An Interview with Oscar Magazine -
An Interview with Oscar Magazine

The events of 2020 have not only affected the global economy. All spheres of human life have changed due to the new circumstances.

Despite many negative consequences for society in general, and certain industries in particular, there are no closed doors for art. All accidental circumstances are an opportunity to review and search for new solutions. To better understand these processes, Oscar talked to Veronika Kyrychenko, an artist, psychologist, teacher, and participant in several European exhibitions and competitions.

Veronika, do you cooperate with international projects and organizations?

My team and I work in cooperation with the Italian Galleria CAEL, holding a collective exhibition in Milan. We became close friends during the period of negotiations and the organization of the exhibition. I do love this country and its culture. It’s a great reason to get to know Italy, its inhabitants, and customs.

We also participate in the Arte Laguna Prize – the world’s most influential competition for aspiring artists and designers. The winner this year has the opportunity to join a vast, global network of cooperation, and exhibit at the Venetian Arsenal in March 2021.

We’re also currently negotiating with the Agora Gallery of Contemporary Art in New York. The Agora Gallery brings artists and collectors together into one big, friendly family.

And last but not least, we work closely with Spain and Germany. With Germany, we have an extraordinary story to tell, as we’re preparing a unique project there. For now, we would prefer to keep it a secret. But very soon we’ll be able to present it to the world. I can only say that it will be a fascinating collaboration with artists from different cities in Germany.

Trust me, every collaboration is exciting to me. Today my team has more than 100 contacts across galleries, print publications, magazines, and curators. These are people with a rich history, great experience, and amazing ideas. It’s an amazing world, the world of beauty, art, painting, and communication; a world of people who were able to move forward despite all the global restrictions and prohibitions. Therefore, I do want to walk this path. And I also want to show Ukrainian artists that the world is open, and we are part of it.

Are you currently conducting any lessons or workshops? Have you thought about continuing teaching in European countries?

I’ve been engaged in teaching for a long time – since 1996, I believe. Compared to this period of time, two years of rest is nothing. So, for now, I want to spend time alone with myself, get away from the rational, and stop being involved in the development and growth of others. However, as soon as an internal need or desire arises, I’ll prepare and conduct the course with pleasure and joy. I have something to share with others.

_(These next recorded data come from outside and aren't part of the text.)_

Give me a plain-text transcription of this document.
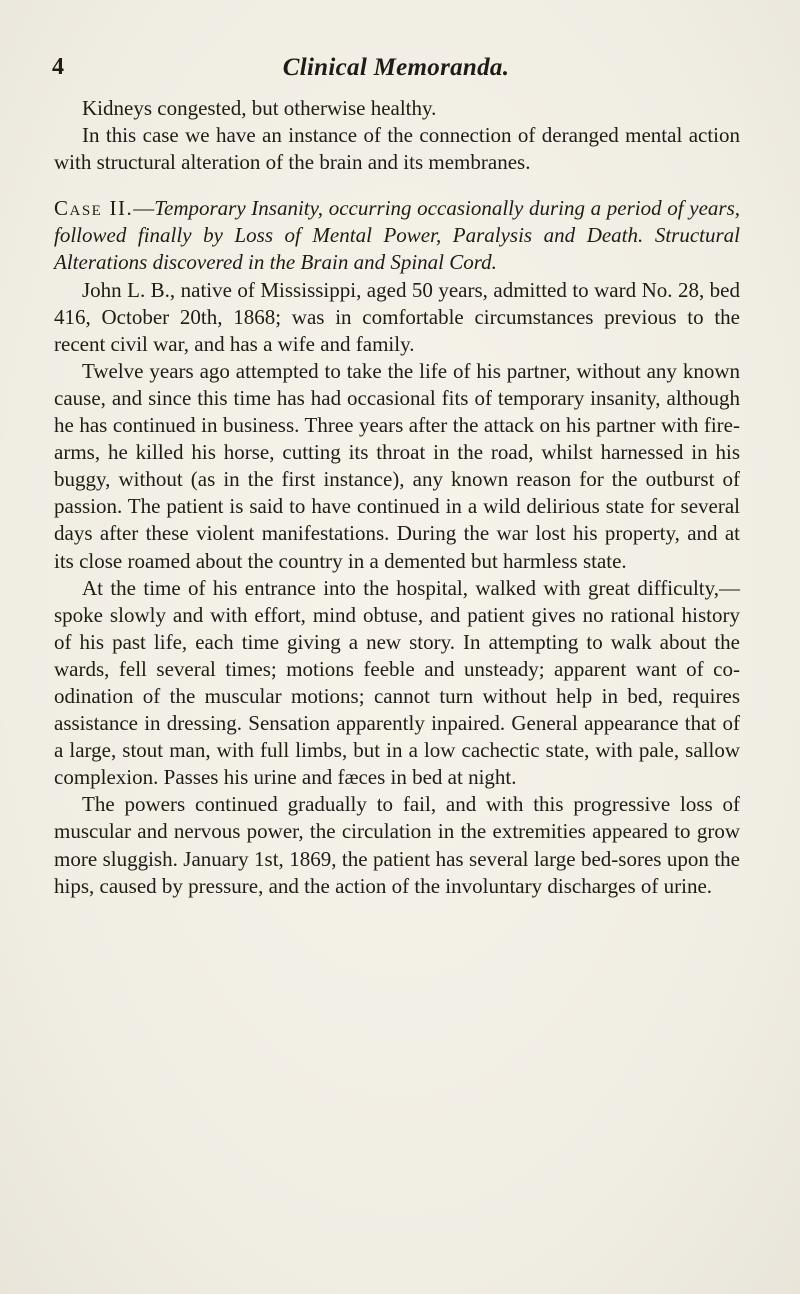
4	Clinical Memoranda.

Kidneys congested, but otherwise healthy.

In this case we have an instance of the connection of deranged mental action with structural alteration of the brain and its membranes.

Case II.—Temporary Insanity, occurring occasionally during a period of years, followed finally by Loss of Mental Power, Paralysis and Death. Structural Alterations discovered in the Brain and Spinal Cord.

John L. B., native of Mississippi, aged 50 years, admitted to ward No. 28, bed 416, October 20th, 1868; was in comfortable circumstances previous to the recent civil war, and has a wife and family.

Twelve years ago attempted to take the life of his partner, without any known cause, and since this time has had occasional fits of temporary insanity, although he has continued in business. Three years after the attack on his partner with fire-arms, he killed his horse, cutting its throat in the road, whilst harnessed in his buggy, without (as in the first instance), any known reason for the outburst of passion. The patient is said to have continued in a wild delirious state for several days after these violent manifestations. During the war lost his property, and at its close roamed about the country in a demented but harmless state.

At the time of his entrance into the hospital, walked with great difficulty,—spoke slowly and with effort, mind obtuse, and patient gives no rational history of his past life, each time giving a new story. In attempting to walk about the wards, fell several times; motions feeble and unsteady; apparent want of co-odination of the muscular motions; cannot turn without help in bed, requires assistance in dressing. Sensation apparently inpaired. General appearance that of a large, stout man, with full limbs, but in a low cachectic state, with pale, sallow complexion. Passes his urine and fæces in bed at night.

The powers continued gradually to fail, and with this progressive loss of muscular and nervous power, the circulation in the extremities appeared to grow more sluggish. January 1st, 1869, the patient has several large bed-sores upon the hips, caused by pressure, and the action of the involuntary discharges of urine.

Do I want to continue teaching in European countries? It’s an interesting question. I do not want to work in governmental structures: they always have restrictions, frameworks, and conditions to which I have to agree. But to teach by myself – why not? Life is so unpredictable that it’s better not to think ahead. Everything changes, and I will not resist or hinder any developments. I’m always open to new beginnings and gratefully accept all the opportunities and chances that life gives me.

While I was answering your question, the following came to my mind: Ukraine is a country of young people. You’ll not see many people over the age of 50 on the street. In my opinion, this isn’t entirely fair. This year I will be 55, and I’m alive, free, and sometimes even more open to new things than I was years ago. I’m ready to start many things from scratch: I want to do it; I have the strength, desire, experience, and knowledge. (Smiling)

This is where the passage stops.